On Monday I snuck into the park through a door left ajar and attached myself to a group of suits on tour and got to see the whole joint, the steep left-field bleachers, the spruce trees in deep center, the skyboxes (each with a porch, so the nabobs can get fresh air), down to the locker room (with batting cage and pitching machine nearby, just like at a carnival), the spot where the statue of Killebrew will stand, and to me, a skeptic when it comes to public works, this looks to be the Eighth Wonder of the World, a temple on the order of Wrigley or Fenway or the Acropolis, a beautiful little bandbox of a ballpark tucked snugly into streets of old warehouses and the Burlington railyards, with commuter trains running to its front door, a sight that fills me with unmitigated dizzy delight.

We Minnesotans have been watching baseball in a basement for 28 years, under a fabric dome on a plastic field designed for football, and come April, we’ll be sitting in sunlight, or under the stars, with the handsome towers of downtown Minneapolis just beyond center field, and we’ll mill on the great concourse just behind the loge seats and eyeball the game while ordering a steak sandwich or an old-fashioned Schweigert hot dog. Hallelujah. Wowser.

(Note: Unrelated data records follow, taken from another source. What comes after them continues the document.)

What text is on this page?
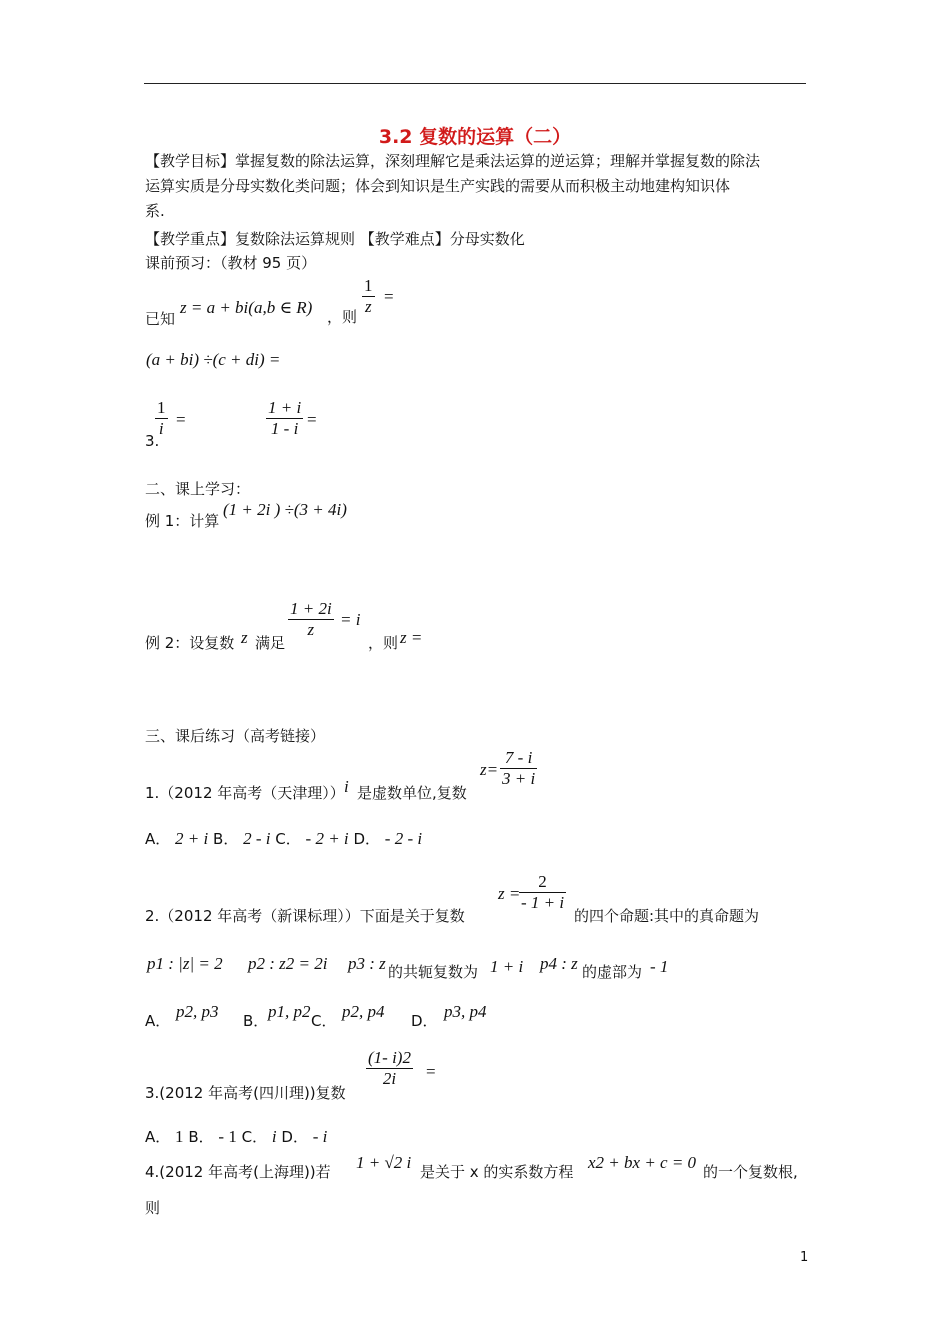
3.2 复数的运算（二）
【教学目标】掌握复数的除法运算，深刻理解它是乘法运算的逆运算；理解并掌握复数的除法
运算实质是分母实数化类问题；体会到知识是生产实践的需要从而积极主动地建构知识体
系.
【教学重点】复数除法运算规则 【教学难点】分母实数化
课前预习：（教材 95 页）
已知
z = a + bi(a,b ∈ R) ，则 $\frac{1}{z}$ =
(a + bi) ÷(c + di) =
3.
$\frac{1}{i}$ =	$\frac{1 + i}{1 - i}$ =
二、课上学习：
例 1：计算
(1 + 2i ) ÷(3 + 4i)
例 2：设复数 z 满足
$\frac{1 + 2i}{z} = i$
，则 z =
三、课后练习（高考链接）
1.（2012 年高考（天津理）） i 是虚数单位,复数
$z= \frac{7 - i}{3 + i}$
A． 2 + i B． 2 - i C． - 2 + i D． - 2 - i
2.（2012 年高考（新课标理））下面是关于复数
z =
$\frac{2}{- 1 + i}$
的四个命题:其中的真命题为
p1 : |z| = 2 p2 : z2 = 2i p3 : z 的共轭复数为 1 + i p4 : z 的虚部为 - 1
A． p2, p3 B． p1, p2 C． p2, p4 D． p3, p4
3.(2012 年高考(四川理))复数
$\frac{(1- i)2}{2i}$ =
A． 1 B． - 1 C． i D． - i
4.(2012 年高考(上海理))若 1 + √2 i 是关于 x 的实系数方程 x2 + bx + c = 0 的一个复数根,
则
1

That this beauty was accomplished through public financing — $392 million of the $544 million total paid through a sales tax approved by the Legislature — is some sort of triumph, and to an old Democrat like me, who believes that government can indeed do some good things right and is not a blight upon the land, this ballpark is an enormous pleasure, and so I headed south to my favorite medical clinic to make sure I’d live until Opening Day.

Southern Minnesota was fully swathed in snow. I listened to the Beatles’ “White Album” on the way down to Rochester, past miles of small farms where people live by stern realities that don’t forgive mistakes easily, listening to playful music (“Why Don’t We Do It in the Road,” “Rocky Raccoon,” etc.) from back when I was a bright young thing, before I got ponderous and hoofy. At the clinic I was tapped and bled and X-rayed and examined and some barnacles were removed by freezing with liquid nitrogen, and that was all good. When you hang out at a medical clinic, you notice the thoughtful people around you sitting in prayerful silence, and you see scenes of pure marital devotion, a healthy mobile spouse pushing an immobilized one, and the banter of camaraderie of the long married, though one is in dire straits and the other apparently not. The stern realities of life, for all to see.

And then I was sprung loose. They opened the gate and slapped my haunch and I raced north toward the city, toward April 12, toward spring and summer and the bright future of the beloved country. It was during “While My Guitar Gently Weeps” that I smelled the skunk. He expressed himself powerfully, richly, for almost a mile. Nothing says spring like a big stink. A Republican skunk protesting big government, and he got in the way of a big vehicle that knocked him out of this world, and I wish his species well but did not stop for the memorial service.

(Garrison Keillor is the author of “77 Love Sonnets,” published by Common Good Books.)